Faisons le Bien ! Car  faire le bien nous rend joyeux, comme faire le mal nous rend triste.
Mais,   prudence, Diderot  nous avertit : « un  Bien présent peut être source d’un grand Mal, un Mal la source d’un grand bien ».
Par exemple, je peux me réjouir des malheurs qui frappent un ennemi, ou m’aigrir devant les succès d’un ami.
Je peux aussi trouver plaisir à rendre service à quelqu’un, même si ce service n’est pas désintéressé. 
D’ailleurs il est quasi-impossible de prouver qu’un acte altruisme est désintéressé  ou non.
Personnellement comme tout le monde, je vis pour rechercher la joie et les plaisirs,  éviter la tristesse et la souffrance,  et  vaincre nos peurs.
De même Thomas d'Aquin pense que : «  tous les sentiments sont jouissifs en eux-mêmes : l'amour, la perversion, la haine.
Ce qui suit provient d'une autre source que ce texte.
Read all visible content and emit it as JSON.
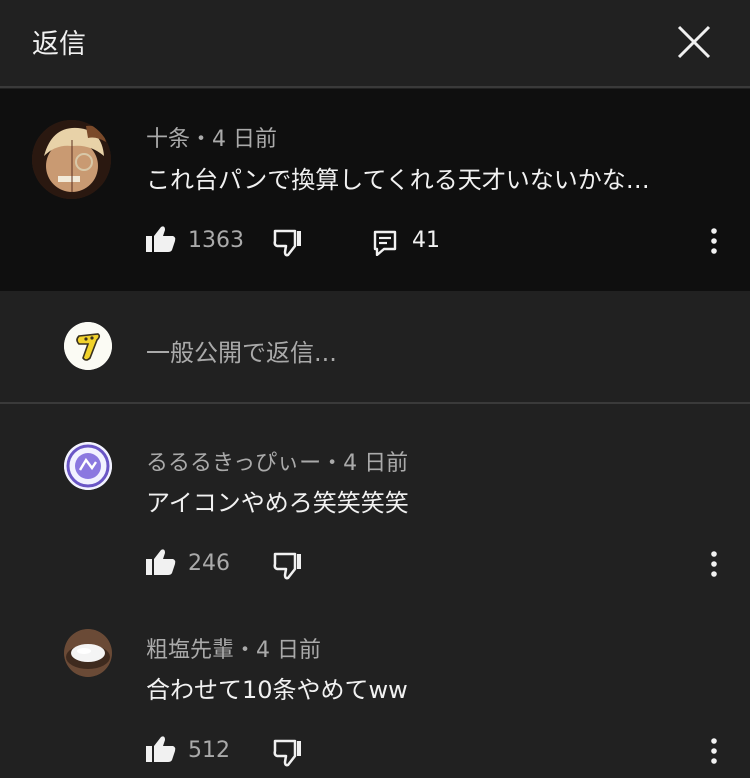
{
  "header": {
    "title": "返信"
  },
  "parent_comment": {
    "author": "十条",
    "time": "4 日前",
    "text": "これ台パンで換算してくれる天才いないかな…",
    "likes": "1363",
    "replies": "41"
  },
  "reply_box": {
    "placeholder": "一般公開で返信..."
  },
  "comments": [
    {
      "author": "るるるきっぴぃー",
      "time": "4 日前",
      "text": "アイコンやめろ笑笑笑笑",
      "likes": "246"
    },
    {
      "author": "粗塩先輩",
      "time": "4 日前",
      "text": "合わせて10条やめてww",
      "likes": "512"
    }
  ],
  "meta_separator": "・",
  "icons": {
    "close": "close-icon",
    "like": "thumb-up-icon",
    "dislike": "thumb-down-icon",
    "reply": "comment-icon",
    "more": "more-vertical-icon"
  }
}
C'est d'ailleurs pour cela qu'ils se transforment généralement en actes. Seulement certains, comme le mal, à la fois séduisent mais également détruisent celui qui les ressent. Thomas d'Aquin pense ainsi que pour pouvoir vivre et aller dans le  sens de la Vie, ….il faut commencer par vouloir vivre ».


En vérité,  les gens sont  méchants et malheureux  parce qu’ils ne sont  pas assez intelligents car  l’acquisition  de connaissances fortifie notre intelligence et nous rend heureux puisque l’on peut entreprendre des projets bien conçus qui réussissent.
Si la psychologie ou les religions buttent inlassablement sur  l’origine du Mal, un certain Bien, la compassion   semble trouver une origine physico-neurologique, les « neurones miroirs[iv] ».
L’amour ou plutôt la compassion appelée aujourd’hui empathie  est la capacité à percevoir et reconnaître les émotions d'autrui. Grace aux neurones miroirs, je ressens mécaniquement ce que l’autre  ressent.
Entendons-nous ; si je vois mon ami Albert pleurer, je peux sentir mes larmes monter aux yeux.
La transmission de l’émotion ne se fait pas par voie extrasensorielle  mais par voies physiques à savoir,  les cinq sens et notamment la vue quand je voie  les larmes d’Albert. D’ailleurs un aveugle ne peut éprouver  de compassion pour un blessé silencieux, si on ne l’informe pas.
Concluons : Il y a au moins un marché aujourd'hui qui ne connaît pas la crise. Celui des raisons de vivre.[v]
Jean-Pierre BARRET  25  janvier 2016



[i] Epicure (-342,270) ; Thomas d’Aquin (1224, 1274) ; Descartes (1596 ; 1650) ; Spinoza (1632, 1677) ; Schopenhauer (1788, 1860) ; Péguy (1873, 1914) ; André Comte-Sponville (1952)

[ii] Désirance : Néologisme proposé par l’auteur : Désir fondamental inconscient sans objet, opposé à un désir ciblé comme l’envie de chocolat. 

[iii] « Agis seulement d'après la maxime grâce à laquelle tu peux vouloir en même temps qu'elle devienne une loi universelle »

[iv]Les neurones miroirs sont une catégorie de neurones du cerveau qui présentent une activité aussi bien lorsqu'un individu (humain ou animal) exécute une action que lorsqu'il observe un autre individu (en particulier de son espèce) exécuter la même action, ou même lorsqu'il imagine une telle action, d'où le terme miroir.(Wikipedia : voir G.Rizzolattti)

[v] « Propos sur le bonheur »,  Alain, La Pléiade ; / « L’art d’être heureux »  Arthur Schopenhauer. / 
« Du bonheur », / Frédéric Lenoir. « La conquête du bonheur », /Bertrand Russel etc.